I just finished reading Clyde Bolton’s memoir, Hadacol Days, A Southern Boyhood, and loved it. With each page, he drew me into the world of his youth, and I figuratively strolled along with him through the 1940s and 50s streets of Statham, Georgia. I didn’t just read Clyde’s book; I experienced it, and it gave me a different perspective on someone I greatly admire.
I first met Clyde over three-and-a-half decades ago when I was a high school junior and briefly dated the eldest of his three sons, Mike. The Boltons had just moved to Trussville into the beautiful custom-built house they still live in today, and Mike wanted to show it off. His mom, Sandra, rightfully excited about her new home, happily gave me a tour.
An aspiring writer even then, I was in awe of Clyde. I had seen his picture and read his articles on the sports pages of The Birmingham News ever since I could remember. I couldn’t have been more tongue-tied if Mike had introduced me to yet-to-be-impeached President Nixon.
I clearly recall standing in the Boltons’ den as Mike pointed upward at the loft where his dad wrote (and still writes), but I don’t recall climbing the stairs to it. Since I was feeling a little jittery in the presence of an individual I considered newspaper royalty, it probably would have been too much for me anyway.
But that connection ended abruptly when Mike stood me up for another girl after a high school playoff game in the Fall of ‘73, a move I’m tickled to say his dad now gives him grief for. When Mike visited me at college a couple of years later and told me “the other woman” had broken up with him, I couldn’t help but be pleased in a semi-vengeful sort of way… But I digress.
Even though I’ve known who Clyde is for decades, an actual friendship between us has evolved only over the past four or five years, since he and I have been serving on the city’s library board together. Not only do I feel fortunate to have a friend who is an encourager and an example to me as a writer, I also know that Clyde is one of those friend-to-the-end kind of guys who’s always willing to lend a hand when needed. I can only hope I’m half the friend to him that he is to me.
Now don’t take this wrong, but Clyde’s latest memoir is one of those books I kept putting down because I didn’t want to finish it. I wanted to savor it. I read it slowly over the course of a couple of weeks, even re-reading passages in order to squeeze every possible drop of goodness from Clyde’s descriptive prose. Since I’m the product of a small-town upbringing in many ways similar to the one he described, his “Hadacol Days” tales charmed me.
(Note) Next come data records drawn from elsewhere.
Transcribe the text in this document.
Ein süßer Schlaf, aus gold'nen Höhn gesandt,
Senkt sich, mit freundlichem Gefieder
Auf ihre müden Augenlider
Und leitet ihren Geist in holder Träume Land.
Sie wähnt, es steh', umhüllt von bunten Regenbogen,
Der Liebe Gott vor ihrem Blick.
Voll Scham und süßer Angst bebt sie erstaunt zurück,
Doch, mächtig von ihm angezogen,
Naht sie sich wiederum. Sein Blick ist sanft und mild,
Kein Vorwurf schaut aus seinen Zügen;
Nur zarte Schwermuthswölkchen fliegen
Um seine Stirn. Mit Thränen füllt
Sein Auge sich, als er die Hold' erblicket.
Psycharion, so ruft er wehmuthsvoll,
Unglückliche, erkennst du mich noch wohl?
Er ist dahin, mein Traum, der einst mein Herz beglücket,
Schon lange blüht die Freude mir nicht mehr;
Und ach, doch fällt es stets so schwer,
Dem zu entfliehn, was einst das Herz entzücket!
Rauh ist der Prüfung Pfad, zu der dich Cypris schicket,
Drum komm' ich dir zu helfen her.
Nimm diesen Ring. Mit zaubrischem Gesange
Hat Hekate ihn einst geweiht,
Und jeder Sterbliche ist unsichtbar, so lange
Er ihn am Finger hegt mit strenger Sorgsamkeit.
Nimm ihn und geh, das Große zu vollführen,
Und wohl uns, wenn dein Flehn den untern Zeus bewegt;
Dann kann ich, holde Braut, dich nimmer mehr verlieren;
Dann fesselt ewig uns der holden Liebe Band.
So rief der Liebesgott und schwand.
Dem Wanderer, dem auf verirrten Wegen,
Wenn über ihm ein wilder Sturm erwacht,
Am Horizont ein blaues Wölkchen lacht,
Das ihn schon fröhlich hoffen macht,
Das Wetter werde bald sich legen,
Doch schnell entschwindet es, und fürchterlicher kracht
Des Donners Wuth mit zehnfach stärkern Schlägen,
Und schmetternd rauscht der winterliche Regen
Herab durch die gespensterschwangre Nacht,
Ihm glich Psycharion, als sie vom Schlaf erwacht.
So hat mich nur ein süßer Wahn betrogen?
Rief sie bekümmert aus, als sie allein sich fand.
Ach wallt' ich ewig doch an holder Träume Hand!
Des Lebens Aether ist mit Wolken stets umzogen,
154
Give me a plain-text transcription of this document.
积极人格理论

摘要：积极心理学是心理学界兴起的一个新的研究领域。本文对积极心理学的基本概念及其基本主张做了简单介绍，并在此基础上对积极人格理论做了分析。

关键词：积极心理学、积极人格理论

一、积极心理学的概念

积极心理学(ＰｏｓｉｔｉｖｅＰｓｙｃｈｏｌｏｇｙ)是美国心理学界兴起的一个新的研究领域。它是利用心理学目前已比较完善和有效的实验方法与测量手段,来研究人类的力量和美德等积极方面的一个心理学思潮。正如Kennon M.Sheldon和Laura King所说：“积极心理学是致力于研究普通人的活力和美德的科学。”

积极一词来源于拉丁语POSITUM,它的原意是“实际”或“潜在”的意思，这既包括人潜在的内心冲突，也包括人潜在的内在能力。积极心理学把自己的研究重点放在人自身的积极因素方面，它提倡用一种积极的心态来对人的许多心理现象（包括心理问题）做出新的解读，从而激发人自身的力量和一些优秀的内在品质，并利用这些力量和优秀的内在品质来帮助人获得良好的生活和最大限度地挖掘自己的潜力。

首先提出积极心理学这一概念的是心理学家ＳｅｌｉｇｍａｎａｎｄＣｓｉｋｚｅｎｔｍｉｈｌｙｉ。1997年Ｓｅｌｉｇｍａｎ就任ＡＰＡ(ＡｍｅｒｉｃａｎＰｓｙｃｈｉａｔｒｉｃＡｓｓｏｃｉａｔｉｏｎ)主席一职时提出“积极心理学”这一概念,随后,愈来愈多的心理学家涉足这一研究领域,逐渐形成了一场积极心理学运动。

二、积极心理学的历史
If any of my other author friends had written such a delightful book, I’d log onto e-mail and send a congratulatory note. But I can’t do that with Clyde. He doesn’t have e-mail. Heck, he doesn’t even have a computer, much less a cell phone or any other of those newfangled gadgets with which most of my friends communicate these days. He still uses a vintage Underwood typewriter (yes, the manual kind) to do his writing, and when he talks on the telephone, he uses an old-fashioned landline.
Clyde calls it being practical; I call it being a stubborn old goat that refuses to join the rest of us in the 21st Century. But between you and me, I think he’s probably got the right idea. And truth be told, I’d take a hundred more old goats just like him.